Elk Grove and the Sacramento Zoological Society have been working since last summer on a plan to move the aging 14.7-acre zoo from its longtime Land Park home to a new 70-acre site at Kammerer Road and Lotz Parkway in southeast Elk Grove.
With the extension, Elk Grove and the zoo will send out requests for design proposals, craft a memorandum of understanding and begin creating the first 41-acre phase of the zoo’s master plan. A second, 29-acre phase will follow.
“The society’s partnership with the leadership of Elk Grove creates the possibility that we will be able to give our region — and this state — a new zoo and all of the incredible experiences that come with it,” Elizabeth Stallard, the zoological society’s board president said in a statement Thursday following the Elk Grove vote.
On Wednesday, the Elk Grove City Council heard zoo leaders and consultants’ vision of a 1.2 million-visitor-a-year attraction featuring animals long absent from today’s Land Park layout.
Residents received a sneak preview two weeks earlier at a March 10 virtual town hall.
“You’re really making history. You’re part of history in this environment,” zoo consultant Rick Biddle, whose firm Relevant Strategies and Solutions prepared the feasibility study, told council members. A newly built zoo would be the nation’s first since the Indianapolis Zoo in 1988.
An African savanna — and components featuring wildlife from Asia, Australia and rescued California wildlife — would be part of a new facility, as would a veterinary hospital on the zoo’s grounds as part of a potential partnership with UC Davis.
One of those long-missing species is the hippopotamus, Sacramento Zoo executive director Jason Jacobs told council members, a casualty of the current facility’s undersized habitat.

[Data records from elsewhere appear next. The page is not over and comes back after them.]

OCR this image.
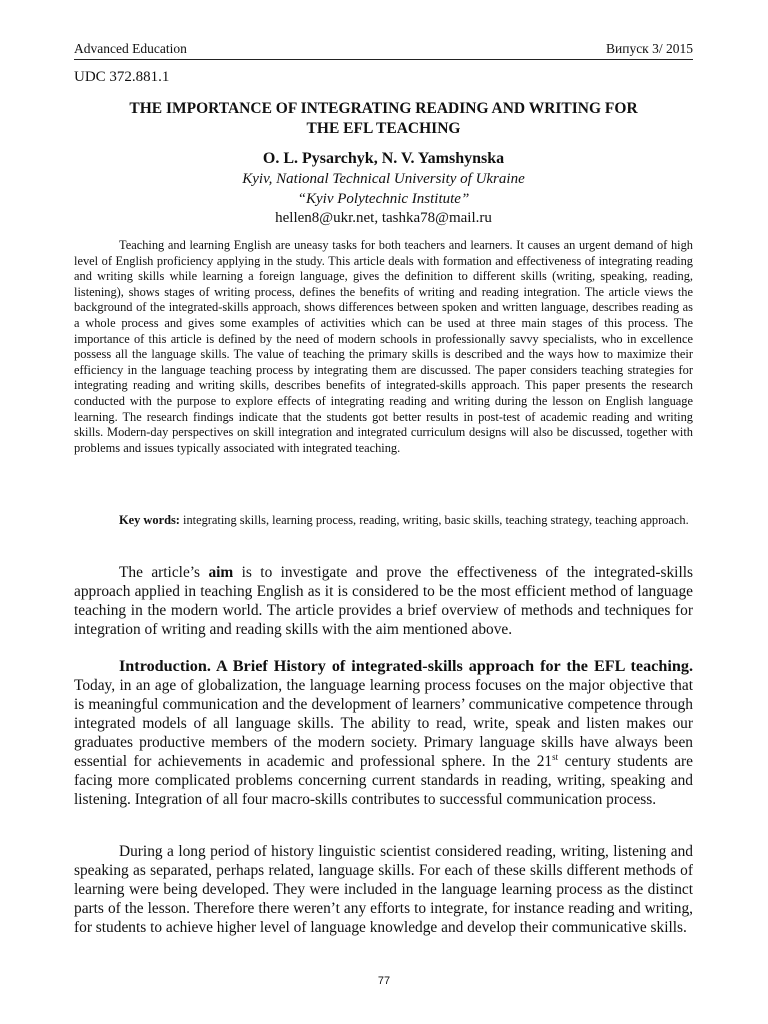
Advanced Education	Випуск 3/ 2015
UDC 372.881.1
THE IMPORTANCE OF INTEGRATING READING AND WRITING FOR
THE EFL TEACHING
O. L. Pysarchyk, N. V. Yamshynska
Kyiv, National Technical University of Ukraine
“Kyiv Polytechnic Institute”
hellen8@ukr.net, tashka78@mail.ru

Teaching and learning English are uneasy tasks for both teachers and learners. It causes an urgent demand of high level of English proficiency applying in the study. This article deals with formation and effectiveness of integrating reading and writing skills while learning a foreign language, gives the definition to different skills (writing, speaking, reading, listening), shows stages of writing process, defines the benefits of writing and reading integration. The article views the background of the integrated-skills approach, shows differences between spoken and written language, describes reading as a whole process and gives some examples of activities which can be used at three main stages of this process. The importance of this article is defined by the need of modern schools in professionally savvy specialists, who in excellence possess all the language skills. The value of teaching the primary skills is described and the ways how to maximize their efficiency in the language teaching process by integrating them are discussed. The paper considers teaching strategies for integrating reading and writing skills, describes benefits of integrated-skills approach. This paper presents the research conducted with the purpose to explore effects of integrating reading and writing during the lesson on English language learning. The research findings indicate that the students got better results in post-test of academic reading and writing skills. Modern-day perspectives on skill integration and integrated curriculum designs will also be discussed, together with problems and issues typically associated with integrated teaching.

Key words: integrating skills, learning process, reading, writing, basic skills, teaching strategy, teaching approach.

The article’s aim is to investigate and prove the effectiveness of the integrated-skills approach applied in teaching English as it is considered to be the most efficient method of language teaching in the modern world. The article provides a brief overview of methods and techniques for integration of writing and reading skills with the aim mentioned above.

Introduction. A Brief History of integrated-skills approach for the EFL teaching. Today, in an age of globalization, the language learning process focuses on the major objective that is meaningful communication and the development of learners’ communicative competence through integrated models of all language skills. The ability to read, write, speak and listen makes our graduates productive members of the modern society. Primary language skills have always been essential for achievements in academic and professional sphere. In the 21st century students are facing more complicated problems concerning current standards in reading, writing, speaking and listening. Integration of all four macro-skills contributes to successful communication process.

During a long period of history linguistic scientist considered reading, writing, listening and speaking as separated, perhaps related, language skills. For each of these skills different methods of learning were being developed. They were included in the language learning process as the distinct parts of the lesson. Therefore there weren’t any efforts to integrate, for instance reading and writing, for students to achieve higher level of language knowledge and develop their communicative skills.

77
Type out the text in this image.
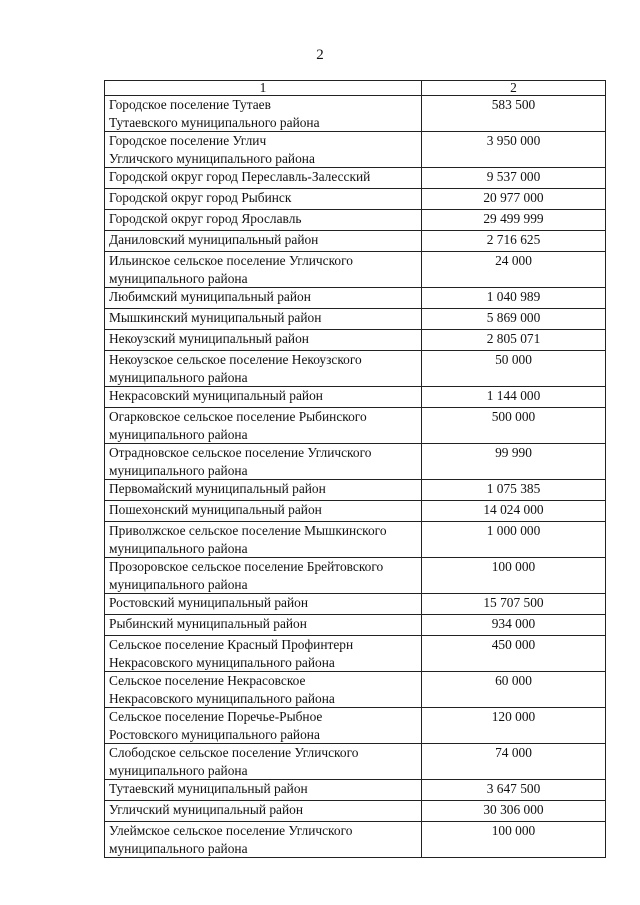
2
1	2
Городское поселение Тутаев
Тутаевского муниципального района	583 500
Городское поселение Углич
Угличского муниципального района	3 950 000
Городской округ город Переславль-Залесский	9 537 000
Городской округ город Рыбинск	20 977 000
Городской округ город Ярославль	29 499 999
Даниловский муниципальный район	2 716 625
Ильинское сельское поселение Угличского
муниципального района	24 000
Любимский муниципальный район	1 040 989
Мышкинский муниципальный район	5 869 000
Некоузский муниципальный район	2 805 071
Некоузское сельское поселение Некоузского
муниципального района	50 000
Некрасовский муниципальный район	1 144 000
Огарковское сельское поселение Рыбинского
муниципального района	500 000
Отрадновское сельское поселение Угличского
муниципального района	99 990
Первомайский муниципальный район	1 075 385
Пошехонский муниципальный район	14 024 000
Приволжское сельское поселение Мышкинского
муниципального района	1 000 000
Прозоровское сельское поселение Брейтовского
муниципального района	100 000
Ростовский муниципальный район	15 707 500
Рыбинский муниципальный район	934 000
Сельское поселение Красный Профинтерн
Некрасовского муниципального района	450 000
Сельское поселение Некрасовское
Некрасовского муниципального района	60 000
Сельское поселение Поречье-Рыбное
Ростовского муниципального района	120 000
Слободское сельское поселение Угличского
муниципального района	74 000
Тутаевский муниципальный район	3 647 500
Угличский муниципальный район	30 306 000
Улеймское сельское поселение Угличского
муниципального района	100 000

“We don’t have hippos anymore because their enclosure was smaller than this council chambers,” Jacobs said.
City officials project the zoo could provide 1,875 construction jobs, employ nearly 200 full-time workers once the zoo is open and have a $225 million economic impact on Elk Grove over its first five years of operation.
But much work and many questions lay ahead, from construction impacts to traffic, odor and noise, to what the city’s full commitment to the project will look like.
“There is a lot of work still to come,” said Christopher Jordan, Elk Grove strategic planning director.